Criscione doesn’t buy it.
“I have not seen anything to indicate that we’ve made any effort at the NRC to determine what exactly the security threats are,” said Criscione. “For a few plants, we’ve known about the vulnerability for six or seven years, and we’re claiming that it’s such a security threat that we can’t present it to the American people? This is hypocritical. If you’re going to conceal something for a year or so while you investigate the security aspects of it, that’s common sense. But you don’t withhold it for seven years and do no studies whatsoever. Your average citizen wouldn’t expect that from a regulatory agency. If your regulator believes there is a security threat, he’s going to investigate it or do something to mitigate that threat.”
Criscione has sent letters of concern to NRC chairwoman Alison MacFarlane and Sen. Barbara Boxer (D-Calif.). When asked if this has helped compel the agency to take action, Criscione replied: “I guess the answer is no. I haven’t been interviewed by the inspector general” and “I haven’t received any indication that things have changed at all.”
Although Criscione is critical of the NRC’s inaction and secrecy, he does not suspect they are concealing a more nefarious agenda.
“It’s just general incompetence,” he opined. “The NRC is an agency of [about] 3,000 people and there is a fair amount of turnover. I think we just dropped the ball at peak times and critical stages throughout the last couple of years and the issue didn’t get addressed to the level it should [have been].”
This AFP reporter also consulted Arnold Gundersen, a former nuclear power executive who served as an expert witness in the investigation of the Three Mile Island incident. Gundersen applauds Perkins and Criscione for going public, but has a different take on why the NRC is failing to enforce strict safety regulations.

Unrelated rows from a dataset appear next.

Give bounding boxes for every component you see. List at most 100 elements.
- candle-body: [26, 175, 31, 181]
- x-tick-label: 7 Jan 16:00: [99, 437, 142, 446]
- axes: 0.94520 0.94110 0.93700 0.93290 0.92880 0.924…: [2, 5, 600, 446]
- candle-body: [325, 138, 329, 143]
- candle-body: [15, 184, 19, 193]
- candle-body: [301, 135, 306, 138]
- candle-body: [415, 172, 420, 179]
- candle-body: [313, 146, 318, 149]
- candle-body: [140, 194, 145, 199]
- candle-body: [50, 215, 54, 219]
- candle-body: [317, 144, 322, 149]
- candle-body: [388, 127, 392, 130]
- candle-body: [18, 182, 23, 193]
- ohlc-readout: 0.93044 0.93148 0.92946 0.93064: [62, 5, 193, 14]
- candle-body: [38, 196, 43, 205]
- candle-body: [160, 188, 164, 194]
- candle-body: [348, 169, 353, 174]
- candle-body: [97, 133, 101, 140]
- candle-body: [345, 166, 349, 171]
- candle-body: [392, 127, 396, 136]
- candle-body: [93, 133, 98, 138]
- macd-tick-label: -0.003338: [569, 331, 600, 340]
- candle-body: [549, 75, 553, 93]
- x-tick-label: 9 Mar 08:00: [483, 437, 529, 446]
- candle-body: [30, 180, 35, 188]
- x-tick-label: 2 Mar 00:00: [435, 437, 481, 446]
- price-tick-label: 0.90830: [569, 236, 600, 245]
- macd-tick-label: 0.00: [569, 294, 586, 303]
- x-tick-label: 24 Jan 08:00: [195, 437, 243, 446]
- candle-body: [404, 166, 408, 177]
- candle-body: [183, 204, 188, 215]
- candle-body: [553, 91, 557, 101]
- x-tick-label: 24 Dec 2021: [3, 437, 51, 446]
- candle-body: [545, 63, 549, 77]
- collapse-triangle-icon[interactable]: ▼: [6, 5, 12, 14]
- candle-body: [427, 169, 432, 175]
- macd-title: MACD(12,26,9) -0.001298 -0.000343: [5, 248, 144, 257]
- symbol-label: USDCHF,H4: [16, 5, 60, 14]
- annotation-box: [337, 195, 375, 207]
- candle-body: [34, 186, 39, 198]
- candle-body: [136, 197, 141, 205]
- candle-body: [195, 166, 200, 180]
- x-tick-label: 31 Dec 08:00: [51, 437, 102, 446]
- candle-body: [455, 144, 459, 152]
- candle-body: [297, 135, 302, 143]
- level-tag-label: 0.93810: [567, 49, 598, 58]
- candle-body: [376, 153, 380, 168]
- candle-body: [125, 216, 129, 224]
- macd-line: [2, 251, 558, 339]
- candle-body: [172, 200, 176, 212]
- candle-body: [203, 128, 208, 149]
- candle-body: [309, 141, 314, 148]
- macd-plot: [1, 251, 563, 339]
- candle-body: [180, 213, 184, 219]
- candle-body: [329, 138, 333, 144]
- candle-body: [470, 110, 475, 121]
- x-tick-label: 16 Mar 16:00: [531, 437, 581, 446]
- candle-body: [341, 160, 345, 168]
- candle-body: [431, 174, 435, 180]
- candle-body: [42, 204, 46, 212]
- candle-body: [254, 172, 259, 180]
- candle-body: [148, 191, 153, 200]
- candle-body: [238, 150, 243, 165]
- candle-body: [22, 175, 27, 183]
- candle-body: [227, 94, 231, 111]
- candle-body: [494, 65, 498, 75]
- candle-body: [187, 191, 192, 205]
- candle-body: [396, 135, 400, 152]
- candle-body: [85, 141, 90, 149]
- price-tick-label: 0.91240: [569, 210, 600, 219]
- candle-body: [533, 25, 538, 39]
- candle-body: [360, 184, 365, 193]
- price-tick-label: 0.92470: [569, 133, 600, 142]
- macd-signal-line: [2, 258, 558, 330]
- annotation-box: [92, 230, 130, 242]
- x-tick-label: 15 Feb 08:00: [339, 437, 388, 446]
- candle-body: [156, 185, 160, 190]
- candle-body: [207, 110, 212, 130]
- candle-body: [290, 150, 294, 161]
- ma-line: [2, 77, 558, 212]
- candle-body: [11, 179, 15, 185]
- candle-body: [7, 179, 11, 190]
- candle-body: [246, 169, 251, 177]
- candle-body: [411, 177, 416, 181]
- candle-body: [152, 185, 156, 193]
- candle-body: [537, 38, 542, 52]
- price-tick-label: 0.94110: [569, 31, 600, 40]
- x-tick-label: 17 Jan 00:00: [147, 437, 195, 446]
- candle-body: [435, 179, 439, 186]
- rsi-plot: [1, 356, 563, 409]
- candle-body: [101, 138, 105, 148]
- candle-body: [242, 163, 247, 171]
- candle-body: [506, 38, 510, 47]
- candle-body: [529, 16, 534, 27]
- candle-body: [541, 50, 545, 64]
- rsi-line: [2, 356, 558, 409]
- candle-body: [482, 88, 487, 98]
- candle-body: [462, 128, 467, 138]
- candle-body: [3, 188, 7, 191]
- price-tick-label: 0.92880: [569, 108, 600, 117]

“We’ve got a pro-nuclear commission and employees at the NRC who are painfully aware that if they do any major modification to these facilities the industry will shut plants down rather than fix them because they become too expensive to operate,” said Gundersen. “The NRC guys get paid by the number of reactors that are out there. So if 20 reactors shut down, NRC funds dry up by about 20%. That leaves them with more people to do less work. My guess is there would be layoffs. So it’s in their best interest to regulate up to the point of modification.”
Keith Johnson in an investigative journalist and host of the Revolt of the Plebs radio program.